Alfred P. Knightsbridge
“You look as though you have seen a ghost.” Assan looked over with concern.
Max shook his head. “I have. My cousin Henry died last December. They had trouble reaching me.”
“I’m sorry to hear your news, my friend.”
Max stared down at the words on the page, shock melting into sorrow. Henry was dead? How could this be? The message was annoyingly brief, lacking in any details about what had happened to his cousin. The message began to sink in. You are the next line to inherit. He took a deep breath in then hissed at the sharp pain that tore through his side. How could he be the next earl? He could never fill Henry’s shoes. His thoughts raced back to the other night, the fight, the beating, lying in that street bleeding, gasping for breath.

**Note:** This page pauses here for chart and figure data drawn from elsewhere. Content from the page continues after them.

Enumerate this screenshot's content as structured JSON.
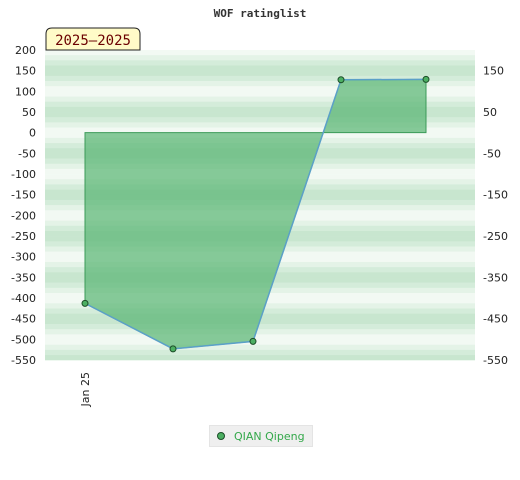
{
  "chart_data": {
    "type": "area",
    "title": "WOF ratinglist",
    "badge": "2025–2025",
    "x": [
      "",
      "",
      "",
      "",
      ""
    ],
    "x_ticks": [
      "Jan 25"
    ],
    "series": [
      {
        "name": "QIAN Qipeng",
        "values": [
          -413,
          -523,
          -505,
          128,
          129
        ]
      }
    ],
    "left_axis": {
      "ylim": [
        -550,
        200
      ],
      "ticks": [
        200,
        150,
        100,
        50,
        0,
        -50,
        -100,
        -150,
        -200,
        -250,
        -300,
        -350,
        -400,
        -450,
        -500,
        -550
      ]
    },
    "right_axis": {
      "ticks": [
        150,
        50,
        -50,
        -150,
        -250,
        -350,
        -450,
        -550
      ]
    },
    "legend_position": "bottom",
    "colors": {
      "line": "#5ba0c8",
      "fill": "#5ab574",
      "band_dark": "#c8e6cf",
      "band_light": "#f2f9f3"
    }
  }
}
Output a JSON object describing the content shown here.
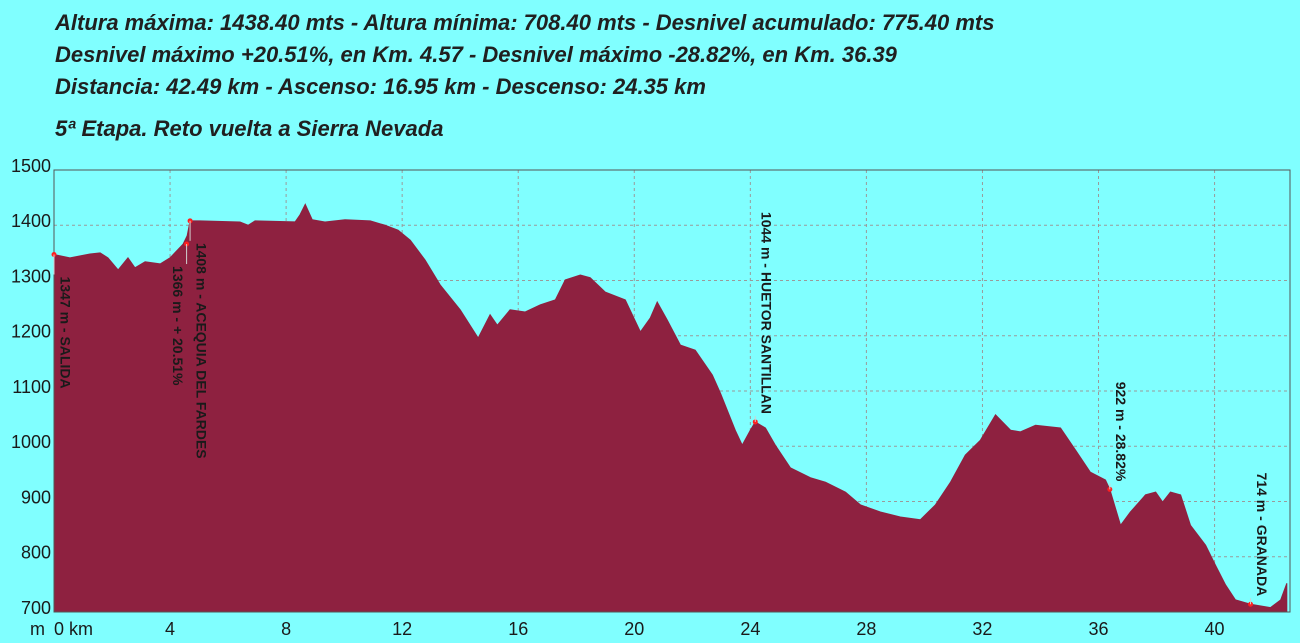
{
  "chart_data": {
    "type": "area",
    "header_lines": [
      "Altura máxima: 1438.40 mts - Altura mínima: 708.40 mts - Desnivel acumulado: 775.40 mts",
      "Desnivel máximo +20.51%, en Km. 4.57 - Desnivel máximo -28.82%, en Km. 36.39",
      "Distancia: 42.49 km - Ascenso: 16.95 km - Descenso: 24.35 km"
    ],
    "title": "5ª Etapa. Reto vuelta a Sierra Nevada",
    "y_axis_label": "m",
    "color": "#8e2140",
    "grid": true,
    "xlim": [
      0,
      42.6
    ],
    "ylim": [
      700,
      1500
    ],
    "xticks": [
      {
        "value": 0,
        "label": "0 km"
      },
      4,
      8,
      12,
      16,
      20,
      24,
      28,
      32,
      36,
      40
    ],
    "yticks": [
      700,
      800,
      900,
      1000,
      1100,
      1200,
      1300,
      1400,
      1500
    ],
    "x": [
      0,
      0.55,
      1.24,
      1.59,
      1.86,
      2.21,
      2.55,
      2.79,
      3.14,
      3.66,
      4,
      4.45,
      4.59,
      4.69,
      5.03,
      6.41,
      6.69,
      6.93,
      8.31,
      8.48,
      8.66,
      8.9,
      9.34,
      10.03,
      10.9,
      11.41,
      11.86,
      12.28,
      12.79,
      13.31,
      14,
      14.62,
      15.03,
      15.28,
      15.72,
      16.24,
      16.76,
      17.28,
      17.62,
      18.14,
      18.48,
      19,
      19.69,
      20.21,
      20.55,
      20.79,
      21.14,
      21.59,
      22.1,
      22.69,
      22.97,
      23.48,
      23.72,
      24,
      24.17,
      24.52,
      24.86,
      25.38,
      26.07,
      26.59,
      27.28,
      27.79,
      28.48,
      29.17,
      29.86,
      30.38,
      30.9,
      31.41,
      31.93,
      32.45,
      32.97,
      33.31,
      33.83,
      34.69,
      35.21,
      35.72,
      36.24,
      36.39,
      36.76,
      37.1,
      37.62,
      37.97,
      38.21,
      38.48,
      38.83,
      39.17,
      39.69,
      40.03,
      40.38,
      40.72,
      41.24,
      41.93,
      42.28,
      42.49
    ],
    "values": [
      1347,
      1341,
      1348,
      1350,
      1341,
      1319,
      1341,
      1323,
      1334,
      1330,
      1341,
      1366,
      1381,
      1408,
      1408,
      1406,
      1400,
      1408,
      1406,
      1419,
      1438,
      1410,
      1406,
      1410,
      1408,
      1400,
      1391,
      1373,
      1337,
      1292,
      1247,
      1196,
      1238,
      1219,
      1247,
      1243,
      1256,
      1265,
      1301,
      1310,
      1305,
      1279,
      1265,
      1207,
      1232,
      1261,
      1228,
      1183,
      1174,
      1129,
      1096,
      1029,
      1002,
      1029,
      1044,
      1033,
      1002,
      961,
      943,
      935,
      917,
      894,
      881,
      872,
      867,
      894,
      935,
      984,
      1011,
      1057,
      1029,
      1026,
      1038,
      1033,
      993,
      953,
      939,
      922,
      857,
      881,
      912,
      917,
      899,
      917,
      912,
      857,
      821,
      785,
      749,
      722,
      714,
      708,
      722,
      752
    ],
    "annotations": [
      {
        "x": 0,
        "y": 1347,
        "text": "1347 m - SALIDA"
      },
      {
        "x": 4.57,
        "y": 1366,
        "text": "1366 m - + 20.51%"
      },
      {
        "x": 4.69,
        "y": 1408,
        "text": "1408 m - ACEQUIA DEL FARDES"
      },
      {
        "x": 24.17,
        "y": 1044,
        "text": "1044 m - HUETOR SANTILLAN"
      },
      {
        "x": 36.39,
        "y": 922,
        "text": "922 m - 28.82%"
      },
      {
        "x": 41.24,
        "y": 714,
        "text": "714 m - GRANADA"
      }
    ]
  }
}
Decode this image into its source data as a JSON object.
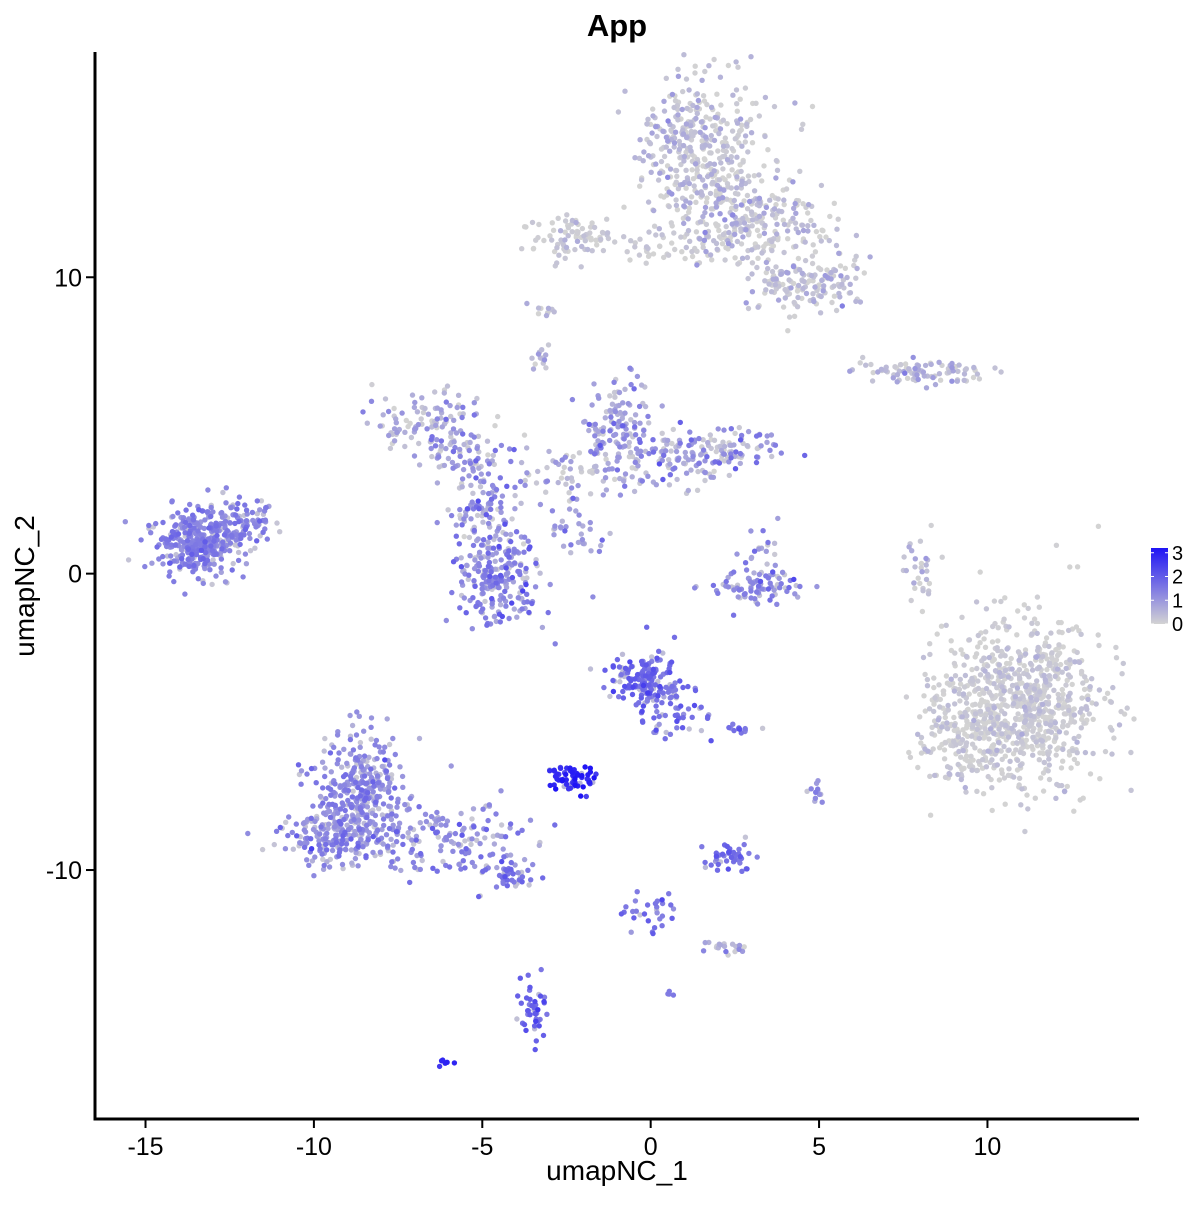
{
  "chart_data": {
    "type": "scatter",
    "title": "App",
    "xlabel": "umapNC_1",
    "ylabel": "umapNC_2",
    "xlim": [
      -16.5,
      14.5
    ],
    "ylim": [
      -18.4,
      17.6
    ],
    "x_ticks": [
      -15,
      -10,
      -5,
      0,
      5,
      10
    ],
    "x_tick_labels": [
      "-15",
      "-10",
      "-5",
      "0",
      "5",
      "10"
    ],
    "y_ticks": [
      -10,
      0,
      10
    ],
    "y_tick_labels": [
      "-10",
      "0",
      "10"
    ],
    "grid": false,
    "legend": {
      "placement": "right",
      "type": "continuous-colorbar",
      "range": [
        0,
        3.2
      ],
      "ticks": [
        0,
        1,
        2,
        3
      ],
      "tick_labels": [
        "0",
        "1",
        "2",
        "3"
      ],
      "low_color": "#d3d3d3",
      "high_color": "#1f14f5"
    },
    "note_clusters_are_summary": true,
    "clusters": [
      {
        "x": -13.4,
        "y": 1.1,
        "sx": 0.7,
        "sy": 0.55,
        "n": 380,
        "expr": 1.35,
        "expr_sd": 0.25
      },
      {
        "x": -12.0,
        "y": 1.8,
        "sx": 0.45,
        "sy": 0.35,
        "n": 60,
        "expr": 1.3,
        "expr_sd": 0.25
      },
      {
        "x": -8.6,
        "y": -7.3,
        "sx": 0.7,
        "sy": 1.0,
        "n": 330,
        "expr": 1.2,
        "expr_sd": 0.35
      },
      {
        "x": -9.2,
        "y": -8.9,
        "sx": 0.9,
        "sy": 0.5,
        "n": 200,
        "expr": 1.2,
        "expr_sd": 0.35
      },
      {
        "x": -5.8,
        "y": -9.0,
        "sx": 1.2,
        "sy": 0.6,
        "n": 140,
        "expr": 1.2,
        "expr_sd": 0.35
      },
      {
        "x": -4.2,
        "y": -10.2,
        "sx": 0.4,
        "sy": 0.25,
        "n": 40,
        "expr": 1.6,
        "expr_sd": 0.3
      },
      {
        "x": -4.5,
        "y": -0.1,
        "sx": 0.65,
        "sy": 0.75,
        "n": 230,
        "expr": 1.2,
        "expr_sd": 0.45
      },
      {
        "x": -5.0,
        "y": 2.3,
        "sx": 0.5,
        "sy": 0.8,
        "n": 90,
        "expr": 1.0,
        "expr_sd": 0.45
      },
      {
        "x": -6.6,
        "y": 5.0,
        "sx": 0.8,
        "sy": 0.6,
        "n": 110,
        "expr": 0.6,
        "expr_sd": 0.45
      },
      {
        "x": -5.4,
        "y": 4.0,
        "sx": 0.7,
        "sy": 0.4,
        "n": 60,
        "expr": 1.0,
        "expr_sd": 0.45
      },
      {
        "x": -1.0,
        "y": 5.0,
        "sx": 0.5,
        "sy": 0.8,
        "n": 120,
        "expr": 1.0,
        "expr_sd": 0.45
      },
      {
        "x": 0.2,
        "y": 3.8,
        "sx": 0.9,
        "sy": 0.5,
        "n": 80,
        "expr": 0.6,
        "expr_sd": 0.45
      },
      {
        "x": 2.0,
        "y": 4.1,
        "sx": 0.9,
        "sy": 0.4,
        "n": 120,
        "expr": 1.0,
        "expr_sd": 0.45
      },
      {
        "x": -2.6,
        "y": 3.3,
        "sx": 0.7,
        "sy": 0.5,
        "n": 50,
        "expr": 0.7,
        "expr_sd": 0.45
      },
      {
        "x": -3.2,
        "y": 7.3,
        "sx": 0.15,
        "sy": 0.25,
        "n": 14,
        "expr": 0.6,
        "expr_sd": 0.4
      },
      {
        "x": -3.0,
        "y": 8.8,
        "sx": 0.2,
        "sy": 0.15,
        "n": 10,
        "expr": 0.4,
        "expr_sd": 0.3
      },
      {
        "x": -2.1,
        "y": 1.4,
        "sx": 0.5,
        "sy": 0.5,
        "n": 30,
        "expr": 0.8,
        "expr_sd": 0.4
      },
      {
        "x": 3.2,
        "y": -0.5,
        "sx": 0.7,
        "sy": 0.3,
        "n": 80,
        "expr": 1.3,
        "expr_sd": 0.35
      },
      {
        "x": 3.3,
        "y": 0.5,
        "sx": 0.3,
        "sy": 0.5,
        "n": 25,
        "expr": 0.9,
        "expr_sd": 0.4
      },
      {
        "x": -0.3,
        "y": -3.6,
        "sx": 0.5,
        "sy": 0.5,
        "n": 150,
        "expr": 1.75,
        "expr_sd": 0.3
      },
      {
        "x": 0.6,
        "y": -4.6,
        "sx": 0.5,
        "sy": 0.5,
        "n": 60,
        "expr": 1.5,
        "expr_sd": 0.3
      },
      {
        "x": -2.3,
        "y": -6.9,
        "sx": 0.35,
        "sy": 0.2,
        "n": 70,
        "expr": 2.9,
        "expr_sd": 0.25
      },
      {
        "x": 2.3,
        "y": -9.5,
        "sx": 0.35,
        "sy": 0.25,
        "n": 45,
        "expr": 1.7,
        "expr_sd": 0.3
      },
      {
        "x": 2.6,
        "y": -5.2,
        "sx": 0.3,
        "sy": 0.1,
        "n": 12,
        "expr": 1.4,
        "expr_sd": 0.3
      },
      {
        "x": 5.0,
        "y": -7.4,
        "sx": 0.15,
        "sy": 0.2,
        "n": 12,
        "expr": 1.0,
        "expr_sd": 0.3
      },
      {
        "x": 0.0,
        "y": -11.5,
        "sx": 0.4,
        "sy": 0.4,
        "n": 30,
        "expr": 1.5,
        "expr_sd": 0.35
      },
      {
        "x": 2.2,
        "y": -12.6,
        "sx": 0.4,
        "sy": 0.15,
        "n": 20,
        "expr": 0.8,
        "expr_sd": 0.4
      },
      {
        "x": -3.5,
        "y": -14.7,
        "sx": 0.2,
        "sy": 0.5,
        "n": 45,
        "expr": 1.9,
        "expr_sd": 0.3
      },
      {
        "x": -6.1,
        "y": -16.5,
        "sx": 0.1,
        "sy": 0.07,
        "n": 6,
        "expr": 2.8,
        "expr_sd": 0.15
      },
      {
        "x": 0.6,
        "y": -14.2,
        "sx": 0.06,
        "sy": 0.06,
        "n": 4,
        "expr": 1.6,
        "expr_sd": 0.2
      },
      {
        "x": 1.5,
        "y": 14.2,
        "sx": 1.0,
        "sy": 1.3,
        "n": 420,
        "expr": 0.3,
        "expr_sd": 0.35
      },
      {
        "x": 3.3,
        "y": 11.8,
        "sx": 1.0,
        "sy": 0.7,
        "n": 220,
        "expr": 0.3,
        "expr_sd": 0.35
      },
      {
        "x": 4.5,
        "y": 9.7,
        "sx": 0.8,
        "sy": 0.5,
        "n": 150,
        "expr": 0.3,
        "expr_sd": 0.35
      },
      {
        "x": -2.3,
        "y": 11.4,
        "sx": 0.6,
        "sy": 0.4,
        "n": 80,
        "expr": 0.15,
        "expr_sd": 0.2
      },
      {
        "x": 0.8,
        "y": 11.1,
        "sx": 1.0,
        "sy": 0.4,
        "n": 60,
        "expr": 0.15,
        "expr_sd": 0.2
      },
      {
        "x": 8.3,
        "y": 6.8,
        "sx": 1.0,
        "sy": 0.2,
        "n": 90,
        "expr": 0.4,
        "expr_sd": 0.4
      },
      {
        "x": 8.0,
        "y": 0.2,
        "sx": 0.25,
        "sy": 0.7,
        "n": 30,
        "expr": 0.25,
        "expr_sd": 0.3
      },
      {
        "x": 11.0,
        "y": -4.4,
        "sx": 1.2,
        "sy": 1.4,
        "n": 850,
        "expr": 0.12,
        "expr_sd": 0.2
      },
      {
        "x": 9.2,
        "y": -5.5,
        "sx": 0.6,
        "sy": 0.8,
        "n": 120,
        "expr": 0.12,
        "expr_sd": 0.2
      }
    ]
  }
}
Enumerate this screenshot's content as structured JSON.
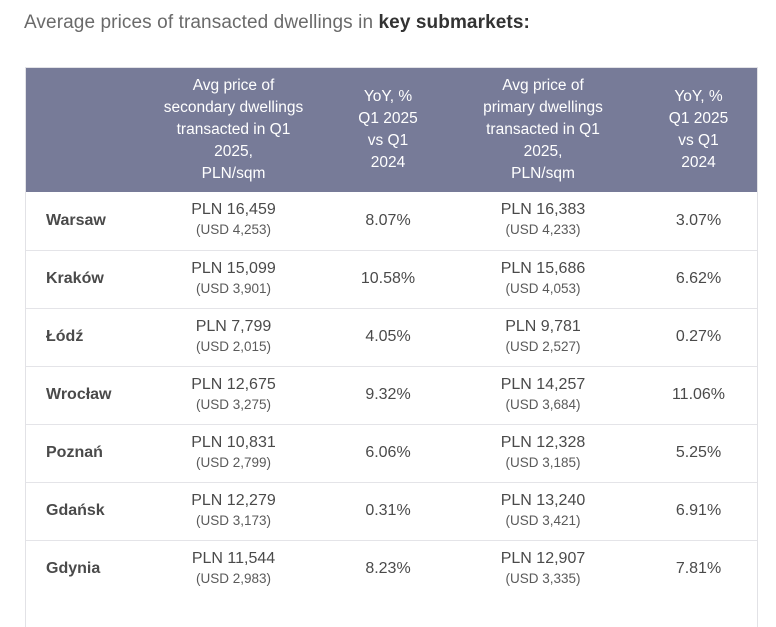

He closed his eyes. What had he become?
Six years ago, he had left behind his job at the Louvre to join his father dealing in stolen art and artifacts. Father had pressured him to come into the business, and Max, feeling betrayed and angry by the woman he’d loved, had thrown all his carefully laid plans aside. He ran a hand down over his face and looked again at the letter in his lap.
Henry’s heir. A chance to start over. A chance to be someone different, respectable. His desperate prayer to live another day had been answered. In return, he owed God a promise to be a better man.